Abstract

Osteoporotic and pathologic vertebral compression fractures (VCFs) result in significant pain, reduced quality of life, and patient morbidity. Vertebral augmentation procedures (VAPs), which include vertebroplasty and kyphoplasty, have been extensively studied. Here, we review the evidence for the effectiveness of these techniques with an emphasis on recent clinical trials. There has been controversy regarding the effectiveness of VAPs in the treatment of painful VCFs. Recent high-quality clinical trials have demonstrated that with proper patient selection, which includes identification of (1) pain referable to a fracture, (2) acute or subacute fracture (less than 6 weeks), and (3) evidence of bone edema or intravertebral clefts on magnetic resonance imaging or high radiotracer uptake on bone scintigraphy, patients are highly likely to achieve significant improvements in long-term pain control and reduced pain-related disability with low procedural risk.
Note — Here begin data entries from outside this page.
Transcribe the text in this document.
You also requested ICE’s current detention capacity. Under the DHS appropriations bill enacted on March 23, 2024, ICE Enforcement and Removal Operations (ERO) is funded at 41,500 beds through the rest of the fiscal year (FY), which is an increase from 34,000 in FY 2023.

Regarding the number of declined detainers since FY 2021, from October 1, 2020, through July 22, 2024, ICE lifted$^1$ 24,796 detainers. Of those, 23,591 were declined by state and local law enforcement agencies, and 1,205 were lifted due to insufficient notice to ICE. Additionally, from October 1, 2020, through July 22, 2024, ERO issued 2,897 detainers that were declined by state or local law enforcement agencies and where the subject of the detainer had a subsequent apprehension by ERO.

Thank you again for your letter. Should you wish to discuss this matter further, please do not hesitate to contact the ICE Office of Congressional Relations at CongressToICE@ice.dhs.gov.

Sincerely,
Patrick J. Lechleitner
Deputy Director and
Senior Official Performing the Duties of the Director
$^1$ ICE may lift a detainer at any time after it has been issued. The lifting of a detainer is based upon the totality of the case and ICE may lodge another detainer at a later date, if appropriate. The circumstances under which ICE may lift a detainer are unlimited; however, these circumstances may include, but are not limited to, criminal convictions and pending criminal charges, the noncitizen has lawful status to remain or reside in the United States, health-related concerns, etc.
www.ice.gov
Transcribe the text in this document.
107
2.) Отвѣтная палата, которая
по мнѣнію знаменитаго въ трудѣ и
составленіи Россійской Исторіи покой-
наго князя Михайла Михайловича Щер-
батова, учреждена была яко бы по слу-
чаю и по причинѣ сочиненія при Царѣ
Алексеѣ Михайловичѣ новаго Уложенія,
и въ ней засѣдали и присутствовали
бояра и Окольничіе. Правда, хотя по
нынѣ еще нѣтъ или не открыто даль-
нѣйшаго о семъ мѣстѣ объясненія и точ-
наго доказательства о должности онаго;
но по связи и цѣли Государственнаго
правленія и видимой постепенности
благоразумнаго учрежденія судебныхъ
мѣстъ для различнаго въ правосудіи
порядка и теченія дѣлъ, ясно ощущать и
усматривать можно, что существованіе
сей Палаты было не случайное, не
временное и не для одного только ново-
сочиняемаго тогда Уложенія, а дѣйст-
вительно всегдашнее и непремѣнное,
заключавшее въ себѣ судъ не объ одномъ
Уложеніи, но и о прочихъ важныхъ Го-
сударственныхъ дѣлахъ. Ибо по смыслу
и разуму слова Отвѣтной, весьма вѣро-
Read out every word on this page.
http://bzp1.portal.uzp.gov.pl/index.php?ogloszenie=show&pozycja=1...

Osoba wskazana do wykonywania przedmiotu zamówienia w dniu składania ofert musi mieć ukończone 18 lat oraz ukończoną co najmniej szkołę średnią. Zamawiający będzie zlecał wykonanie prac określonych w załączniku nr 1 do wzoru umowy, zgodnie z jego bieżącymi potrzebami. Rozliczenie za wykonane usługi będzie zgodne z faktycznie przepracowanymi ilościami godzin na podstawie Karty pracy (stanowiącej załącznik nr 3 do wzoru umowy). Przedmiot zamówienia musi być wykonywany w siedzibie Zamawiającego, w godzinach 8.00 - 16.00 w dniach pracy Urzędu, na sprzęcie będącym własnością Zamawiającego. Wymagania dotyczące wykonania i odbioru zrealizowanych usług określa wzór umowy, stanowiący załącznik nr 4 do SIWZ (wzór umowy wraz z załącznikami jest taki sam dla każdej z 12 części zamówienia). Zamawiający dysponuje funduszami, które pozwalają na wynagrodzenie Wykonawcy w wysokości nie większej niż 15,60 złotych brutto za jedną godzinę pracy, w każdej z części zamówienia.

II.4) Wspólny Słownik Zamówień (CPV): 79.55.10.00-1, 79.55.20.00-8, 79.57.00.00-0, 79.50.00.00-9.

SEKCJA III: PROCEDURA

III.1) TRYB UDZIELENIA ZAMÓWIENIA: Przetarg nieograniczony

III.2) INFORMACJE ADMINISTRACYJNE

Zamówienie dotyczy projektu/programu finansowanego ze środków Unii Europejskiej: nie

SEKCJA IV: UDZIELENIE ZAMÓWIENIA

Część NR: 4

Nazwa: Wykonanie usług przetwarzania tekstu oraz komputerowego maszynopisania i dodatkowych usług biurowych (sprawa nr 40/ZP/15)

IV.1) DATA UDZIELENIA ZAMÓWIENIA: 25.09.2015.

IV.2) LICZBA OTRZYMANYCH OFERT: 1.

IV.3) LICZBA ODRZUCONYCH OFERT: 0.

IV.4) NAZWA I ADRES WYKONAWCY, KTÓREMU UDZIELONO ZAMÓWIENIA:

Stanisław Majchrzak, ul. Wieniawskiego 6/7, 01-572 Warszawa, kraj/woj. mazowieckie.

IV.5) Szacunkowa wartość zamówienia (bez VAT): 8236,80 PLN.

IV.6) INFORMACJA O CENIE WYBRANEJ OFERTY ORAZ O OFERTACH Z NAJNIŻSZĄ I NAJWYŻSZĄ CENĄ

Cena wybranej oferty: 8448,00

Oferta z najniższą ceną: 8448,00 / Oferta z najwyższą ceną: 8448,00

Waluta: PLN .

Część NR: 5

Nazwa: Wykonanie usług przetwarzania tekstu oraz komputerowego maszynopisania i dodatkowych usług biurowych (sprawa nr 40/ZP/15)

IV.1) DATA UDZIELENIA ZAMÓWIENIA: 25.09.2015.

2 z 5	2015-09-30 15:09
Both vertebroplasty and kyphoplasty are effective VAPs, and no high-quality, recent study has found a substantial difference in the relative effectiveness of these techniques. VAPs are safe and effective in the management of acute, painful osteoporotic, and pathologic VCFs given appropriate clinical and imaging-based patient selection. Developing evidence suggests a role for VAPs in the management of painful chronic osteoporotic fractures, and as part of a multimodal approach toward both pain and local tumor control in patients with pathologic VCFs.